Besides, if Congress have the right to repeal the whole of the law, they must possess the right to repeal a section of it. If so, they may repeal the law so far as it applies to a particular district, and thus get rid of an obnoxious judge. They may remove his office from him. Would it not be absurd still to say, that the removed judge held his office during good behavior?

The constitution says: "The judges shall, at stated times, receive for their services a compensation, which shall not be diminished during their continuance in office." Why this provision? Why guard against the power to deprive the judges of their pay in a diminution of it, and not provide against what was more important, their existence?
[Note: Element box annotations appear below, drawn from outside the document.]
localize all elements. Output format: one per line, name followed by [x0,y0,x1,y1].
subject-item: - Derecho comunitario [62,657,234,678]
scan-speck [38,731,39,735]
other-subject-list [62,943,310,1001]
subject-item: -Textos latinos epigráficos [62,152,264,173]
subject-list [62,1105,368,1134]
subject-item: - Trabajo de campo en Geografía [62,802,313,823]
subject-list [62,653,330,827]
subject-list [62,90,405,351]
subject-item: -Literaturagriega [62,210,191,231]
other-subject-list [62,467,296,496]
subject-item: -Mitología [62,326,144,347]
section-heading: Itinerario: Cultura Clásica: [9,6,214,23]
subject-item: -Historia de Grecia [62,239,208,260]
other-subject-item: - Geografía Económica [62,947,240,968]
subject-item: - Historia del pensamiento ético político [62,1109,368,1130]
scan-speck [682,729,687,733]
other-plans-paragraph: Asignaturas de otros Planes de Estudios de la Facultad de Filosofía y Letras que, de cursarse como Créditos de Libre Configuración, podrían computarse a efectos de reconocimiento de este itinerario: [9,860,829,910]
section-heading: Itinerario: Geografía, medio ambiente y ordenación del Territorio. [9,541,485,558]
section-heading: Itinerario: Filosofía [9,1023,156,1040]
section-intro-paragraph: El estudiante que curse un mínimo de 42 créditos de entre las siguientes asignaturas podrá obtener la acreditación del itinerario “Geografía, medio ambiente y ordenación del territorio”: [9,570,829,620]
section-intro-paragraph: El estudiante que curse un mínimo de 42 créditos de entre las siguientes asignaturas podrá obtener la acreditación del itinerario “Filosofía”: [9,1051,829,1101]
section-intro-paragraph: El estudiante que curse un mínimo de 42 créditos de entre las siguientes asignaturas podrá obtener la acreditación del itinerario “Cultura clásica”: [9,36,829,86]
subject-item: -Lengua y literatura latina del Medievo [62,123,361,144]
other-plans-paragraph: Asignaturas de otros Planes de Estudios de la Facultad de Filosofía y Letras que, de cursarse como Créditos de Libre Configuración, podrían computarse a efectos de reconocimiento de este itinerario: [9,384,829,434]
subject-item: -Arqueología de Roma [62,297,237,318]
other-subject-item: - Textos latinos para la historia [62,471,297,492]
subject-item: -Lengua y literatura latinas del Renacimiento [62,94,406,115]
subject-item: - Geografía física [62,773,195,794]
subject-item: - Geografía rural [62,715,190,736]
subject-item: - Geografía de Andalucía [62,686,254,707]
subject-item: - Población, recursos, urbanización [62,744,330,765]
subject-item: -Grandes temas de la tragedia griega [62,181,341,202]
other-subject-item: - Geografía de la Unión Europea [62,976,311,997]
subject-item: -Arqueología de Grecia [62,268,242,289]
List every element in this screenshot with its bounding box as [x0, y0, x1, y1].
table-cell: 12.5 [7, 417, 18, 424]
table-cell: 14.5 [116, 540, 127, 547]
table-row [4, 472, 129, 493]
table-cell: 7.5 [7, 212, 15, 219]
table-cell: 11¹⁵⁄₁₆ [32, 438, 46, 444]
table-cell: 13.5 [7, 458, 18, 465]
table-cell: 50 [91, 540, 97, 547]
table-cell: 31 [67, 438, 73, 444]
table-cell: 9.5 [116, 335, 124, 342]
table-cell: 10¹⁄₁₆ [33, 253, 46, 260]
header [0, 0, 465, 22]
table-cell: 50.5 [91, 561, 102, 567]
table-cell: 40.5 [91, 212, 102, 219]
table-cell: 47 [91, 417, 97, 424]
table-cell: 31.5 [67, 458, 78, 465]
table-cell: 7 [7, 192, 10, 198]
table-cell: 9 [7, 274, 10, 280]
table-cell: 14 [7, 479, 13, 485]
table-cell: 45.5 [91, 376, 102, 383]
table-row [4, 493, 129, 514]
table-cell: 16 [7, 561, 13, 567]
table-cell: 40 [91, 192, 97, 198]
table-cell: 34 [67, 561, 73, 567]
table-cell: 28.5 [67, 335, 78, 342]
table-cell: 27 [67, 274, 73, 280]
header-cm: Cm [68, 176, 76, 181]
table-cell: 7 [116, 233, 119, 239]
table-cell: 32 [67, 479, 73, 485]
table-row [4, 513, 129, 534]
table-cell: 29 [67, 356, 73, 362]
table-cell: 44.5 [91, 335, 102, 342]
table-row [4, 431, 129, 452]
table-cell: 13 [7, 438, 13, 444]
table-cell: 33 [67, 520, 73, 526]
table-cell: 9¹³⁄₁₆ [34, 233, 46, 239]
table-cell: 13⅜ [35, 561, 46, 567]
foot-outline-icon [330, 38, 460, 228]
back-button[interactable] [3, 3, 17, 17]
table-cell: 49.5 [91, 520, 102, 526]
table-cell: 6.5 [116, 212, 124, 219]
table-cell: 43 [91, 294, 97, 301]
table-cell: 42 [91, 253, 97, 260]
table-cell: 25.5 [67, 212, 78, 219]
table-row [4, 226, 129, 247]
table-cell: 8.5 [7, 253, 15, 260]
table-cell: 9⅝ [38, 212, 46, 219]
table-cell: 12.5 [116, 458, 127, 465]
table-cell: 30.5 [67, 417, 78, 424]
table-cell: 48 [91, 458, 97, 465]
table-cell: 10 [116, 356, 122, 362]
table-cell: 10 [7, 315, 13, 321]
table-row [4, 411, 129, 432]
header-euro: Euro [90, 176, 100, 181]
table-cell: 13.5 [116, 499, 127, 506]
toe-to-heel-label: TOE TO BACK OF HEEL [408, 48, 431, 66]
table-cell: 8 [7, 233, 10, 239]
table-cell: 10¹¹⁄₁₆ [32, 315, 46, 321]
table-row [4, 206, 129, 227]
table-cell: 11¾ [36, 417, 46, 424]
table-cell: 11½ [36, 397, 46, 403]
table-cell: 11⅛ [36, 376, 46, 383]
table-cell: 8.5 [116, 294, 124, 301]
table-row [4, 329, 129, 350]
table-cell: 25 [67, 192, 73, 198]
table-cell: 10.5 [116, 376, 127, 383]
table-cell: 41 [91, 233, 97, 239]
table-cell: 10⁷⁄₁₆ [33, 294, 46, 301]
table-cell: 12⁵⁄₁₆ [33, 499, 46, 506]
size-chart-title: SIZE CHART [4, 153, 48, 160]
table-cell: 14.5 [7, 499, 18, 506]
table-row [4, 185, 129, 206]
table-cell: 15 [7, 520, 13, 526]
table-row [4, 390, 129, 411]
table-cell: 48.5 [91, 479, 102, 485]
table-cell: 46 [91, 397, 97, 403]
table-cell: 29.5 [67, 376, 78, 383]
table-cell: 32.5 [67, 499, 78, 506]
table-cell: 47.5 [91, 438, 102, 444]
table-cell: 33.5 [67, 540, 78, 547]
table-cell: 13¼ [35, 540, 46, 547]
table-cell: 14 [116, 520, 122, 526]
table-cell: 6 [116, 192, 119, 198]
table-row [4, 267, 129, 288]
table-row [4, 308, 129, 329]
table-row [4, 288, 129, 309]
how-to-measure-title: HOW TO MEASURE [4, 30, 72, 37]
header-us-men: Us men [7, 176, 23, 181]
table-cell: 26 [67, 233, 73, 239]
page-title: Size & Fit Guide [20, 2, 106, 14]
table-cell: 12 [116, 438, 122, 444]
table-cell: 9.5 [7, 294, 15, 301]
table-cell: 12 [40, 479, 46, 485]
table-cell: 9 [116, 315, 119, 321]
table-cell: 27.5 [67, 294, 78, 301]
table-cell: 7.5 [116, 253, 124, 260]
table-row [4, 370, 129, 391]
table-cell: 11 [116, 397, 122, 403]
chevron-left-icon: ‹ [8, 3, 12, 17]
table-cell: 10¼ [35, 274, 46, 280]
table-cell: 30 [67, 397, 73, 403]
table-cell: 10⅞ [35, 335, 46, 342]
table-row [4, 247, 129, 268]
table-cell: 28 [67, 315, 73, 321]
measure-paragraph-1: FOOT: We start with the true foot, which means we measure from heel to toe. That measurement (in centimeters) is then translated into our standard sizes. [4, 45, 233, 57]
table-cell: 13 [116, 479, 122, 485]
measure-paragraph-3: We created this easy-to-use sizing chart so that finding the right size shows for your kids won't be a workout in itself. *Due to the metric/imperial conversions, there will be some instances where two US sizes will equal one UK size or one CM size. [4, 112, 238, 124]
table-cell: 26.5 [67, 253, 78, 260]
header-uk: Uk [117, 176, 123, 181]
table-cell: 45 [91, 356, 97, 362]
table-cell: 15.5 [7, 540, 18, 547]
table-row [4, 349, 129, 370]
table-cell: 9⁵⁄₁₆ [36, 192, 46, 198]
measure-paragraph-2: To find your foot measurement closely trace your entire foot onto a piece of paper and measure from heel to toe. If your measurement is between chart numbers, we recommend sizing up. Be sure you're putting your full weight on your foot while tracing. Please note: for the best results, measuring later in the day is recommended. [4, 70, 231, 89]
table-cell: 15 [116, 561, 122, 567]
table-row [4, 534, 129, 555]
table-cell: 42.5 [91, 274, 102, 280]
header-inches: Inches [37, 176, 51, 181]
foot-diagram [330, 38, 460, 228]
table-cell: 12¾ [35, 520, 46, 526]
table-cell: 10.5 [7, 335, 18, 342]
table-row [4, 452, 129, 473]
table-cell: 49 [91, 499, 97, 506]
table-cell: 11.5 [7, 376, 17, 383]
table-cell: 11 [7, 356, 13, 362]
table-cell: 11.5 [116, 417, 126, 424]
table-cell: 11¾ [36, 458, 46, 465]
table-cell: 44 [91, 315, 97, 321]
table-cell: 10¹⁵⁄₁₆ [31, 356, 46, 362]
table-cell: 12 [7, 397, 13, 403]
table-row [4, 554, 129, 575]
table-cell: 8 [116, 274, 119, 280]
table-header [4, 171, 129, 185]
Still, if the gentlemen would not agree with him as to the unconstitutionality of the measure proposed, he would ask, was it expedient? Were there not great doubts existing throughout the United States? Ought not each gentleman to say, though I may have no doubts or hesitancy, are not a large portion of our citizens of opinion that it would violate the constitution? If this diversity of sentiment exists, ought not the evils under the judiciary law to be very great before we touch it? Ought we not to aim at harmonizing, instead of dividing our citizens? Was not the constitution a sacred instrument; an instrument ever to be approached with reverence; an instrument which ought not lightly to be drawn from its hallowed retreat, and subjected to the flux and reflux of passion? But where is the evil complained of? This system was established only last session; scarcely had it been yet originated; scarcely had we tried it on its very threshold; where then the necessity of being so pointed, as to destroy a system scarcely formed three days ago? Does not this manifest precipitation? Will it not manifest more magnanimity, more rationality, to abide by it until we try it; instead of taking up a pen and dashing it out of existence?